The growing patient access to Electronic Health Records (EHRs) necessitates tools that aid in demystifying medical jargon. This paper extends the work on NoteAid, an NLP system designed to improve patient understanding of EHR notes by linking clinical terms to lay language. We address the critical gap left by the previous systems, which lack comprehensiveness in their lay definitions for medical jargon. Our study introduces the README dataset, an expert-annotated collection of medical terms paired with lay definitions tailored for a 4th-7th grade reading level. We detail the development of a novel data-centric pipeline that leverages a Human-AI-in-the-loop paradigm to refine the README dataset, which involved rounds of AI-assisted data cleaning, augmentation, and validation to ensure high quality.

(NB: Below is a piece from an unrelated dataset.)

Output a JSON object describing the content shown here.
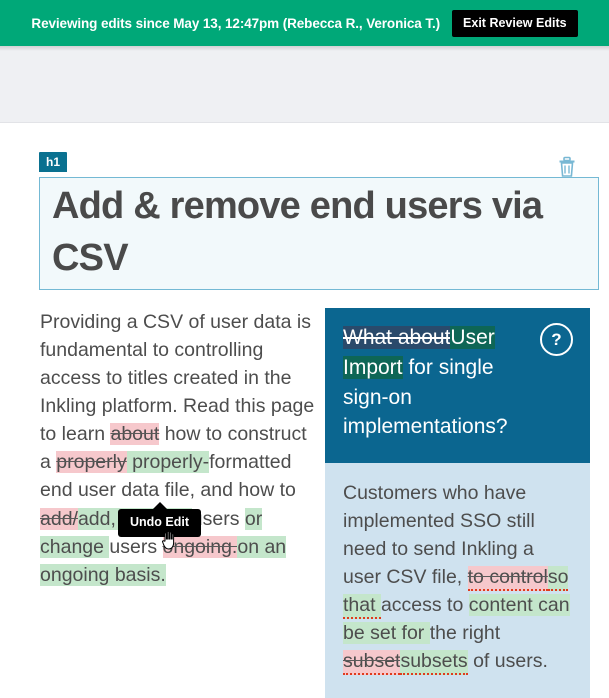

By comparing different versions of the README dataset, we show that AI-examined high-quality subsets lead to superior performance in NLP models. Additionally, we explore AI-synthetic data augmentation strategies and their efficacy when expert-annotated data is limited. Our findings have significant implications for the future of patient-centric EHR interfaces, demonstrating that a focus on data quality substantially enhances the utility of NLP tools in real-world healthcare communication.
Submitted to ACL Rolling Review. This work is done when I was undergraduate research assistant at UMass BioNLP Lab.